Born of the Fourth of July

Peter Schramm of the Ashbrook Center (who is retiring soon as Executive Director) writes on that great forgotten president of the last century, Calvin Coolidge.  Fortunately, in the last few years, Coolidge's presidency has begun to be restored, with thanks to a series of books that have contributed to the restoration of his good name, which was trampled by the New Deal historians.

Ashbrook’s own Steven Hayward gave Coolidge an A+ for his “principled constitutionalism” in the recently published volume,The Politically Incorrect Guide to the Presidents from Wilson to Obama. Last month the accomplished Amity Shlaes published a biography, Coolidge, to worthy reviews. And this month Why Coolidge Matters: Leadership Lessons from America’s Most Underrated President appeared from the young scholar Charles C. Johnson. 
All of these books demonstrate that Calvin Coolidge was one of our more learned and cultured, and thoughtful and eloquent, presidents. They also make evident that Coolidge revered the Constitution and our institutions and habits of self-government. Coolidge said of the Constitution, “no other document devised by the hand of man ever brought so much progress and happiness to humanity. The good it has wrought can never be measured.” And he understood that a good civic education was the necessary condition of freedom: ”If we are to maintain the great heritage which has been bequeathed to us, we must be like-minded as the fathers who created it.” In other words, we must think as our Founding Fathers thought.

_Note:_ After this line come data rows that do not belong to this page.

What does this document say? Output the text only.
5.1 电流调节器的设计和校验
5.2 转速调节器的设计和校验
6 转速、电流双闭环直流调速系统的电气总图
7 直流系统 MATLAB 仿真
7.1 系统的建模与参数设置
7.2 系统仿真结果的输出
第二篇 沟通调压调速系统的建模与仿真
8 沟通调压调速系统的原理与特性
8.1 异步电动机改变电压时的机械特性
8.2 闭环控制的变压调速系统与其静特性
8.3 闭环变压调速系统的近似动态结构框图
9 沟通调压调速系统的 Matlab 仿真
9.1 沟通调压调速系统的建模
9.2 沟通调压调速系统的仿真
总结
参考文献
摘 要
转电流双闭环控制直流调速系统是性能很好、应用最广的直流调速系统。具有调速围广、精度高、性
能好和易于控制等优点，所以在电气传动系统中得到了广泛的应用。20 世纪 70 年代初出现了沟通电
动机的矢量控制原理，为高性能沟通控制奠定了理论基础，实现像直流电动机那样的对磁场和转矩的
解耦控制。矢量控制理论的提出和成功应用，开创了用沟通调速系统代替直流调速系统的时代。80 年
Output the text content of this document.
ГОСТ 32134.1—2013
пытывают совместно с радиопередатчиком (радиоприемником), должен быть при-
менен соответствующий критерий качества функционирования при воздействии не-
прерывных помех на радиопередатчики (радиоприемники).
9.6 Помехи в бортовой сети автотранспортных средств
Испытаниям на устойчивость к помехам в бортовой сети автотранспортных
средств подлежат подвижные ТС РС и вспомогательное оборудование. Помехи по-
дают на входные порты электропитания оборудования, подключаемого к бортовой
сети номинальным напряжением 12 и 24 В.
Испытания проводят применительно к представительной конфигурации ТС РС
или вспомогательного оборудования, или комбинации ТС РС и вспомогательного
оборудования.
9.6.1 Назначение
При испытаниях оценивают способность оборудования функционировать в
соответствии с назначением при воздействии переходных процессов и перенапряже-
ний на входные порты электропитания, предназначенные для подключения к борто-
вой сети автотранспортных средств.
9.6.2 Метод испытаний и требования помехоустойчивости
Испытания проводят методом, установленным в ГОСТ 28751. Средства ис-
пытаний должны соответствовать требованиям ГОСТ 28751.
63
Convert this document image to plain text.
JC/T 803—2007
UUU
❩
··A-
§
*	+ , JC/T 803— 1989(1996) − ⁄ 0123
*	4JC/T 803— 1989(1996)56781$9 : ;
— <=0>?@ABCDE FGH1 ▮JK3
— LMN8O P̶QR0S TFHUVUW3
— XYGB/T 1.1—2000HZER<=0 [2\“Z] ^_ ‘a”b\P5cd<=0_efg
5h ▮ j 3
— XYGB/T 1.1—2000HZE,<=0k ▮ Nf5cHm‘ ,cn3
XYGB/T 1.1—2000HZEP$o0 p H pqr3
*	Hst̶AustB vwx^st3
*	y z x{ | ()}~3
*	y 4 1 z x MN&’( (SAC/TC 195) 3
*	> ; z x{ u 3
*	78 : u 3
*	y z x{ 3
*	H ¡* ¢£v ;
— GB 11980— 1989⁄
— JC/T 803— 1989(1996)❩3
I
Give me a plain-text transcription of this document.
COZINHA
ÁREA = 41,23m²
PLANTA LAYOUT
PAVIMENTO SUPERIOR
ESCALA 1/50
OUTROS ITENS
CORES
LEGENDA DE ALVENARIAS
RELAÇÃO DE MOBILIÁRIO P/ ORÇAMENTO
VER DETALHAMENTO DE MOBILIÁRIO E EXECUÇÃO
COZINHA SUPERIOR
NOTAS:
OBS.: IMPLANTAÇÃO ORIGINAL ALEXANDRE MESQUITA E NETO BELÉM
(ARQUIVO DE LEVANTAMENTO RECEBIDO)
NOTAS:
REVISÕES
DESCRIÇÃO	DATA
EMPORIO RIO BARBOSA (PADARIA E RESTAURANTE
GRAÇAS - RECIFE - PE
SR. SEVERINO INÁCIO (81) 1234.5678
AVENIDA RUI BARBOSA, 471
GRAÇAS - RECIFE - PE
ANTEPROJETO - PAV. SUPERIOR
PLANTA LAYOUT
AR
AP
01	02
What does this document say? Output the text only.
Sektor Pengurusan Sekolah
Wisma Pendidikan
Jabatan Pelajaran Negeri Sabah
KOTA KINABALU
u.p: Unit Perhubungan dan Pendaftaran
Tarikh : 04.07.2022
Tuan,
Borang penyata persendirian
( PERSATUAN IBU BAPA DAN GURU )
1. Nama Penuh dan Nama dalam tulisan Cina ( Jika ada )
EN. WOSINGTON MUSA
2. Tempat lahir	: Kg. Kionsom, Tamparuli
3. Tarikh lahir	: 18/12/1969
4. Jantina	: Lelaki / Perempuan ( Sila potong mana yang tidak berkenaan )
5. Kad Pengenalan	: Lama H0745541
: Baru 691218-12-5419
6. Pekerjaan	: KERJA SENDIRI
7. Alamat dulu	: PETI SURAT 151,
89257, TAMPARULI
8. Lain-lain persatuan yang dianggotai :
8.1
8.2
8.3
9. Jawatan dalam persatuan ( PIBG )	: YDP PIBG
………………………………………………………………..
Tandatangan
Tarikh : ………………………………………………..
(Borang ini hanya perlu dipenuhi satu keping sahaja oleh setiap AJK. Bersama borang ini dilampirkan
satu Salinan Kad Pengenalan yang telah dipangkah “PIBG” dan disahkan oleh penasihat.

And what Coolidge shared with Abraham Lincoln:

He also knew, as his hero Abraham Lincoln knew, that the natural rights philosophy of the Declaration of Independence was the solid ground upon which our constitutional government rests. We were not only establishing a new nation in 1776, but a new nation based on new principles of justice and liberty. Coolidge was eloquent on this point. There is a finality to the truths of the Declaration that is exceedingly restful, he said on the 150th anniversary of the great charter. Those progressives who want to move away from these principles, “are not more modern, but more ancient, than those of the Revolutionary fathers.” In short, those who do not believe in natural rights are the real reactionaries.

This is not hyperbole to say that, next to Lincoln, Coolidge was the greatest interpreter of the natural rights philosophy which forms the bedrock of our nation.